Italy falls into technical recession as economy contracts
Result creates fresh problems for new anti-establishment government
The Italian economy needs a boost. Photograph: iStock
Italy’s economy contracted for the second consecutive quarter at the end of last year, throwing the country into recession in a setback for the new anti-establishment government.
Gross domestic product fell a quarterly 0.2 per cent between October and December, following a 0.1 per cent decline in the third quarter, and was up 0.1 per cent on an annual basis, national statistics bureau ISTAT reported on Thursday. The fourth quarter decline was steeper than expected.

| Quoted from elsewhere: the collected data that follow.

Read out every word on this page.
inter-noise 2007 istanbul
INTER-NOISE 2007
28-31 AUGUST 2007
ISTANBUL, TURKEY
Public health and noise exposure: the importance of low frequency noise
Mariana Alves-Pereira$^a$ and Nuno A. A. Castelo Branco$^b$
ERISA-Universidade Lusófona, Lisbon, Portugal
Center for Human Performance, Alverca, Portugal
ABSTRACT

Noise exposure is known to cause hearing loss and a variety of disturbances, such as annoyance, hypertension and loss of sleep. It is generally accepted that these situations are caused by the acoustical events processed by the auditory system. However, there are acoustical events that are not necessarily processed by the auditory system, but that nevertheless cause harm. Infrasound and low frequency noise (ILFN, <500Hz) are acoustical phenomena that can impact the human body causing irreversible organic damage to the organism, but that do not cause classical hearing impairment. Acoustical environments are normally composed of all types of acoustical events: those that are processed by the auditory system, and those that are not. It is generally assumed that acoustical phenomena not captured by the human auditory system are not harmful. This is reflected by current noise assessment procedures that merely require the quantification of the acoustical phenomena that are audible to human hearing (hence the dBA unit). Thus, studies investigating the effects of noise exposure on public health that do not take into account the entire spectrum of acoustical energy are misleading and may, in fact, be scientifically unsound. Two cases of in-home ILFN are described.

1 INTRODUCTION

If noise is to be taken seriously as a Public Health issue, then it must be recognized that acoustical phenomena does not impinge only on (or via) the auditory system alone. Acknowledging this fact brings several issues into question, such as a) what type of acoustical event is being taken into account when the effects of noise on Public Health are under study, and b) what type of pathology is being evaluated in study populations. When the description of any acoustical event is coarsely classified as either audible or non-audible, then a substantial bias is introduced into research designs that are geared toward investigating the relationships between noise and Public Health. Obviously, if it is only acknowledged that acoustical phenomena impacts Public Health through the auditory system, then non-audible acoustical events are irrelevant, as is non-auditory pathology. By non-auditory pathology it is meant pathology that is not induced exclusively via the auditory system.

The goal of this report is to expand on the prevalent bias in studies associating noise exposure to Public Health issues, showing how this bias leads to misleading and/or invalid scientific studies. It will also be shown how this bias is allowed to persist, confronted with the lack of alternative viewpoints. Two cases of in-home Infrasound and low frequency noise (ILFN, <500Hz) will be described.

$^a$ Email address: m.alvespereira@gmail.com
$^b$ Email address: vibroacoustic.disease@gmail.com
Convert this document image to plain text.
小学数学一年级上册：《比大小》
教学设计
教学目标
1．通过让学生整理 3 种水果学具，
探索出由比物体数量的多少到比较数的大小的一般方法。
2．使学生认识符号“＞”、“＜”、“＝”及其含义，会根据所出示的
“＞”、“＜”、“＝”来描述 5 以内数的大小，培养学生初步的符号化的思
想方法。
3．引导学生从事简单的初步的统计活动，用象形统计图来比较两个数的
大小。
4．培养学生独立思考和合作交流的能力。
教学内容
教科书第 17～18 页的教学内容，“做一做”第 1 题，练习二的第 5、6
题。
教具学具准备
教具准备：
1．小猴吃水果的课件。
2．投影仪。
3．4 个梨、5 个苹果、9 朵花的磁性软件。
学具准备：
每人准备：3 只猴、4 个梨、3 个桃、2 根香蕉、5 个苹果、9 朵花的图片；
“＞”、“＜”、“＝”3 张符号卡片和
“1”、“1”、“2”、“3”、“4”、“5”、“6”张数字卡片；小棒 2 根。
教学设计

A Reuters survey of analysts had pointed to a 0.1 per cent fall quarter-on-quarter and a 0.3 per cent year-on-year rise.
Analysts often define two straight quarters of declining GDP as a “technical” recession, though the Italian economy grew in 2018 as a whole and is expected to expand modestly this year.
The data confirmed Italy’s customary position among the growth laggards of the euro zone. The 19-nation bloc grew a listless 0.2 per cent in the fourth quarter, Eurostat said, in line with market expectations. That was the same rate as in the third quarter, which had been the lowest for four years, while the euro zone’s 1.2 per cent year-on-year expansion was a new five-year low.
The data presents a quandary for the European Central Bank, which ended its bond-buying stimulus programme late last year and risks running low on firepower as the economy slows.